Doyle has gambling losses totaling $7,000 during the current year. Doyle's adjusted gross income is $60,000, including $3,000 in gambling winnings. Doyle can itemize the deductions. What amount of gambling losses is deductible?
Gambling losses are deductible as a miscellaneous itemized deduction, but are limited to the gambling winnings of $3,000.
Stein, an unmarried taxpayer, had adjusted gross income of $80,000 for the year, and qualified to itemize deductions. Stein had no charitable contribution carryovers and only made one contribution during the year.
Stein donated stock, purchased seven years earlier for $17,000, to a tax-exempt educational organization. The stock was valued at $25,000 when it was contributed.
What is the amount of charitable contributions deductible on Stein's current year income tax return?
$24,000 is correct. Although Stein can deduct the fair market value (FMV) of $25,000 for the stock contributed, the deduction is limited to 30% of his AGI, $80,000.
Banks Corp., a calendar year corporation, reimburses employees for properly substantiated qualifying business meal expenses.
The employees are present at the meals, which are neither lavish nor extravagant, and the reimbursement is not treated as wages subject to withholdings.
For 2015, what percentage of the meal expense may Banks deduct?
Meals and entertainment expenses are limited to 50 percent of their total amount. For meals and entertainment expenses that an employee is reimbursed by his/her employer, the percentage limit applies to the employer. However, if the reimbursement is included in the employee's income, the percentage limits apply to the employee and not the employer. Food and beverage expenses are only deductible, if:
1) the expenses are not lavish or extravagant;
2) the taxpayer (or one of his employees) is present when the food or beverages were provided; and
3) the expense relates directly to the conducting of business.
Assuming that a Banks Corp.'s employee was present when the meals were provided and that the expenses were for a bona fide business purpose, the meals expense can be deducted because they were not lavish or extravagant. Since the corporation reimbursed its employees, Banks Corp. may deduct 50 percent of the meals expense.
Baker, a sole proprietor CPA, has several clients that do business in Spain. While on a four-week vacation in Spain, Baker took a five-day seminar on Spanish business practices that cost $700. Baker's round-trip airfare to Spain was $600. While in Spain, Baker spent an average of $100 per day on accommodations, local travel, and other incidental expenses, for total expenses of $2,800.
What amount of educational expense can Baker deduct on Form 1040 Schedule C, "Profit or Loss From Business"?

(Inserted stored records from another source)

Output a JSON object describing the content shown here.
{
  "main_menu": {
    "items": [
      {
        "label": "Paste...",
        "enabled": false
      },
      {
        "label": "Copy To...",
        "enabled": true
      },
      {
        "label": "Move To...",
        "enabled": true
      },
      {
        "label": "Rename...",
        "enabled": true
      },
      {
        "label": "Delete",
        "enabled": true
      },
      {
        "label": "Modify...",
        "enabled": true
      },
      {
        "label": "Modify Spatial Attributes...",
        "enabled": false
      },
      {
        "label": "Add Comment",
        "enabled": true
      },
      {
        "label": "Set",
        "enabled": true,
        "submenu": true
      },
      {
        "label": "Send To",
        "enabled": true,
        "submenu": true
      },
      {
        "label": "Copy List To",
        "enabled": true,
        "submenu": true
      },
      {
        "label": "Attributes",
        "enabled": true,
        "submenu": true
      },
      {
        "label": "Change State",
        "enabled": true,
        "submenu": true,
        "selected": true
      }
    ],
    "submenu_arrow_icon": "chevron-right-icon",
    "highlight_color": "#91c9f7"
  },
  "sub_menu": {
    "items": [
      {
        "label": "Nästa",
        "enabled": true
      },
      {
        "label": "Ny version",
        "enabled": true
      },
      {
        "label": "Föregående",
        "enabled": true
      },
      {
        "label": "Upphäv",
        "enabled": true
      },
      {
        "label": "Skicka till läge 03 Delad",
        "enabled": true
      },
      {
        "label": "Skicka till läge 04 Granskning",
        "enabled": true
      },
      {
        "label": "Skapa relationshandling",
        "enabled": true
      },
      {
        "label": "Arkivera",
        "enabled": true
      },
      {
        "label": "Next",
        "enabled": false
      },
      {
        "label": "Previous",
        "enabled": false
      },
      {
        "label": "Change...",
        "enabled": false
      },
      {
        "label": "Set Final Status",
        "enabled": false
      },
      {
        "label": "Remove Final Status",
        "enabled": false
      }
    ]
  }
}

When traveling outside the U.S. primarily for vacation (4 weeks total versus 1 week seminar), the cost of the trip is a nondeductible personal expense. Baker can deduct the registration fees for the business seminar and deduct the out of pocket expenses for the time that was directly related to the business seminar (1 week). 5 days x $100 per day plus $700 registration = $1200 of deductible education expense.
Destry, a single taxpayer, reported the following on his 2015 U.S. Individual Income Tax Return Form 1040:
Wages $ 5,000
Interest on savings account 1,000
Net rental income 4,000
Personal exemption $ 4,000
Standard deduction 6,300
Net business loss 16,000
Net short-term capital loss 2,000
What is Destry's net operating loss that is available for carry back or carry forward?
$7,000 is correct.
Wages $ 5,000
Interest on savings account 1,000
Net rental income 4,000
Net business loss (16,000)
Net short-term capital loss ( 2,000)
AGI ( 8,000)
Personal exemption $ 4,000
Standard deduction 6,300
Taxable Loss (18,300)
Adjustments to arrive at NOL carry back or carry forward (Use Form 1045, Schedule A for calculation purposes.)
$18,300 TAXABLE LOSS
Plus $ 4,000 Personal exemption, Destry cannot deduct his personal exemption.
Plus $5,300 Adjustment for deductions that are not connected to a trade or business or employment, such as the standard deduction of $6,300 reduced by the non-business income of $1,000 interests from savings.
Plus $ 2,000 Short term capital loss as adjusted by business capital gains and losses (-0-).
($ 7,000) Correct carry back or forward
A review of Bearing's year 2 records disclosed the following tax information:
Wages $ 18,000
Taxable interest and qualifying dividends 4,000
Schedule C trucking business net income 32,000
Rental (loss) from residential property (35,000)
Limited partnership (loss) (5,000)
Bearing actively participated in the rental property and was a limited partner in the partnership. Bearing had sufficient amounts at risk for the rental property and the partnership. What is Bearing's year 2 adjusted gross income?
Wages, interest, dividends, and Schedule C income are all taxable for a total of $54,000. $25,000 of the rental loss is allowed since Bearing actively participates in the rental real estate activity and his modified AGI does not exceed $100,000. However, the $5,000 passive loss from the partnership cannot reduce other income. Therefore, AGI is $29,000.